Member of the Bundestag
- In office 1972–1983

Personal details
- Born: 2 August 1939 (age 86) Hannover, Germany
- Party: FDP,

= Helga Schuchardt =

German politician (born 1939)

Helga Schuchardt (born 2 August 1939 in Hannover) is a German politician and engineer.

== Early life and career ==
At the Private Berufsfachschule PTL Wedel Schuchardt became a technical engineer. From 1965 to 1972 she worked as an engineer for the German company Lufthansa.

== Political career ==
In 1965, Schuchardt became a member of the German party FDP. From 1972 to 1983 Schuchardt was a Member of the German Bundestag, where she served on the Committee on Education and Research, the Committee on Economic Cooperation and Development and the Sub-Committee on Humanitarian Aid. From 1975 to 1980, she served as chairwoman of the FDP in Hamburg.

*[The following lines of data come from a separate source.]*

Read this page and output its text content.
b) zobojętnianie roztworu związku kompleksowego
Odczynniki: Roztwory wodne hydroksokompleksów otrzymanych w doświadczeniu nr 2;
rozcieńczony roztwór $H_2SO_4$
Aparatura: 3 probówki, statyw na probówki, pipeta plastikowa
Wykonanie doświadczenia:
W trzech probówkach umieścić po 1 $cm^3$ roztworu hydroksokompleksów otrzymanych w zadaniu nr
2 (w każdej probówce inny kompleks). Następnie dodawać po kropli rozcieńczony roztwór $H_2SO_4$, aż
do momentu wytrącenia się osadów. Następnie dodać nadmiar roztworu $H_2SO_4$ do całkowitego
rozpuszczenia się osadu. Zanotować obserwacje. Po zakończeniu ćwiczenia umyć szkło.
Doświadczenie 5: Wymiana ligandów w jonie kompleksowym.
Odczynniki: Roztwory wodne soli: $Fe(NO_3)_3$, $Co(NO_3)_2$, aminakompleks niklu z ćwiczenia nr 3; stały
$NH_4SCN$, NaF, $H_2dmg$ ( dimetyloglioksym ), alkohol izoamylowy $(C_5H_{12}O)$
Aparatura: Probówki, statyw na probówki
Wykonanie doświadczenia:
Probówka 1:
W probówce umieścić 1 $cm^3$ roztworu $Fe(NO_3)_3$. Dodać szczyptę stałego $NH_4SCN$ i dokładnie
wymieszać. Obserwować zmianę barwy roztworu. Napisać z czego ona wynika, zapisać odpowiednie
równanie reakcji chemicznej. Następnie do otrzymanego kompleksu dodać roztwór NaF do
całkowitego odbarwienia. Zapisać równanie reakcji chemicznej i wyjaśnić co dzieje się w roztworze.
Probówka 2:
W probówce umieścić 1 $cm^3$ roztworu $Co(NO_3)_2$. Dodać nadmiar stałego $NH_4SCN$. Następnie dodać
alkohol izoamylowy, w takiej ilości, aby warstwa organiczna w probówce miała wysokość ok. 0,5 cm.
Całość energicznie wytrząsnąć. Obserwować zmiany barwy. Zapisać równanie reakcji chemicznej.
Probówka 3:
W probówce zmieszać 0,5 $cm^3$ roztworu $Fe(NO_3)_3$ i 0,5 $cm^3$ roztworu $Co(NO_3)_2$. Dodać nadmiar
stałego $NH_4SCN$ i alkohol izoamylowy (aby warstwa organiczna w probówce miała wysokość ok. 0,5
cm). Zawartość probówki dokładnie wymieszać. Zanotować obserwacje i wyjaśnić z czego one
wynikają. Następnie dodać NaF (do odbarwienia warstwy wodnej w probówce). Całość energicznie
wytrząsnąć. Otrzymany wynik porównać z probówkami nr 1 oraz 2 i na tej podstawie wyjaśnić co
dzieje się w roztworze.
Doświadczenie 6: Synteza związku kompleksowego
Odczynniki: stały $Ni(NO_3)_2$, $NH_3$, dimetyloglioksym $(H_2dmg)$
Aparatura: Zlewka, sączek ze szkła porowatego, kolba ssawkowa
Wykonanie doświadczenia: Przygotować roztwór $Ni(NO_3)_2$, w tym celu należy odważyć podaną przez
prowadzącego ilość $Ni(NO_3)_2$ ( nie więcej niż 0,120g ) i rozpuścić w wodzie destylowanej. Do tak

In 1983, Schuchardt left the FDP and became a member of the Social Democratic Party (SPD). From 1983 to 1987 she served as State Minister (Senator) for Culture in the government of First Mayor of Hamburg Klaus von Dohnanyi in Hamburg. From 1990 to 1998 Schuchardt served as State Minister for Science and Culture in the government of Minister-President Gerhard Schröder in Lower Saxony.

== Other activities ==
- Volkswagen Foundation, Member of the Board of Trustees (1992–2002)
- Friedrich Naumann Foundation, Member of the Advisory Board (1978–1982)

== Personal life ==
From 1968 Schuchardt was married to Wolgang Schuchardt. Schuchardt outed herself as a lesbian and lives together with Inge Volk.